Teammates for Kids has helped provide scholarships for underprivileged children, allowing them to go to ProCamps Sports Camps, hosted by professional athletes.
“It’s everything to me,” Brooks said in Edmonton Saturday. “It was junior high, it was high school. I was lucky enough to wear a college uniform. [It’s a] sense of family… We treat the whole tour like it’s a team.
“We’re a family and that’s what this is. It’s about being part of something that’s bigger than you could ever be by yourself… That’s what a teammate is for me.”
The ProCamps vary by sport and are led by different pro athletes and coaches.
In Edmonton on Saturday, Brooks teamed up with former Oiler Ryan Smyth to put on a ProCamp for 60 kids from the Boys and Girls Clubs of Edmonton and Big Brothers Big Sisters Edmonton.
Appropriately, the sport was ball hockey.
“Today is about the kids,” Smyth said. “It’s great. It’s about an opportunity… It’s bringing everyone together… There’s no greater feeling than being together as a team.”

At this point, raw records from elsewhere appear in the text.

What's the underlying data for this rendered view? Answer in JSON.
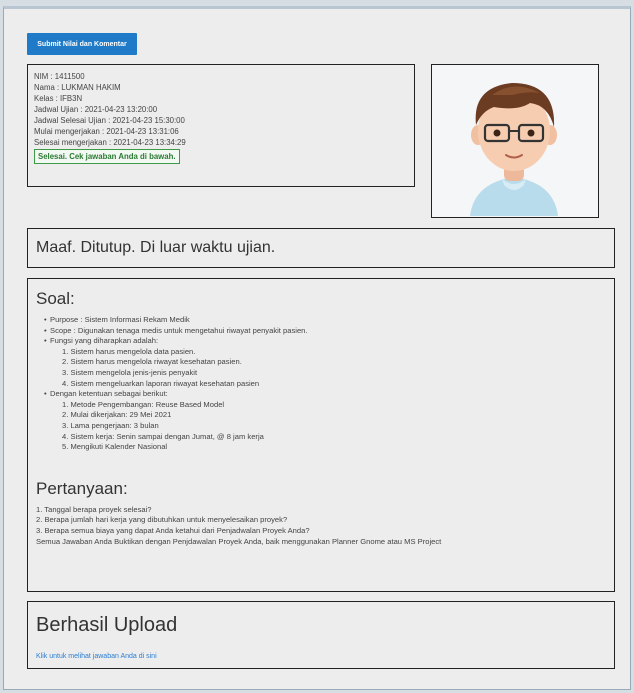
{
  "submit_button": "Submit Nilai dan Komentar",
  "info": {
    "lines": [
      "NIM : 1411500",
      "Nama : LUKMAN HAKIM",
      "Kelas : IFB3N",
      "Jadwal Ujian : 2021-04-23 13:20:00",
      "Jadwal Selesai Ujian : 2021-04-23 15:30:00",
      "Mulai mengerjakan : 2021-04-23 13:31:06",
      "Selesai mengerjakan : 2021-04-23 13:34:29"
    ],
    "status": "Selesai. Cek jawaban Anda di bawah."
  },
  "message": "Maaf. Ditutup. Di luar waktu ujian.",
  "soal": {
    "heading": "Soal:",
    "purpose": "Purpose : Sistem Informasi Rekam Medik",
    "scope": "Scope : Digunakan tenaga medis untuk mengetahui riwayat penyakit pasien.",
    "fungsi_label": "Fungsi yang diharapkan adalah:",
    "fungsi": [
      "1. Sistem harus mengelola data pasien.",
      "2. Sistem harus mengelola riwayat kesehatan pasien.",
      "3. Sistem mengelola jenis-jenis penyakit",
      "4. Sistem mengeluarkan laporan riwayat kesehatan pasien"
    ],
    "ketentuan_label": "Dengan ketentuan sebagai berikut:",
    "ketentuan": [
      "1. Metode Pengembangan: Reuse Based Model",
      "2. Mulai dikerjakan: 29 Mei 2021",
      "3. Lama pengerjaan: 3 bulan",
      "4. Sistem kerja: Senin sampai dengan Jumat, @ 8 jam kerja",
      "5. Mengikuti Kalender Nasional"
    ]
  },
  "pertanyaan": {
    "heading": "Pertanyaan:",
    "items": [
      "1. Tanggal berapa proyek selesai?",
      "2. Berapa jumlah hari kerja yang dibutuhkan untuk menyelesaikan proyek?",
      "3. Berapa semua biaya yang dapat Anda ketahui dari Penjadwalan Proyek Anda?",
      "Semua Jawaban Anda Buktikan dengan Penjdawalan Proyek Anda, baik menggunakan Planner Gnome atau MS Project"
    ]
  },
  "upload": {
    "title": "Berhasil Upload",
    "link": "Klik untuk melihat jawaban Anda di sini"
  },
  "icons": {
    "avatar": "user-avatar-3d"
  }
}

When speaking to the kids, Brooks focused on love while Smyth talked about attitude.
“Love is the most important thing we can do down here. You can deal with human beings at this age,” Brooks said, holding his hand waist-high, “introduce love into their life – or you can deal with human beings at this age (gestures taller than him) who haven’t had love introduced into their life. You’ll see a big difference… I think it’s the most important thing.”
“Other than being a dad, this is the most important work I’ve ever gotten to do in my life,” Brooks added.
The children at the event ranged in age from nine to 13.
Smyth joined the Teammates for Kids in 1999, shortly after its inception.
“What we found out about hockey is that they’re the most giving and they spend so much time with the children,” Brooks said.
Now, the organization has 4,000 professional athletes as partners.
“These God-given gifted athletes that just want to play their sports and help kids,” Brooks said, “that’s what it’s all about.”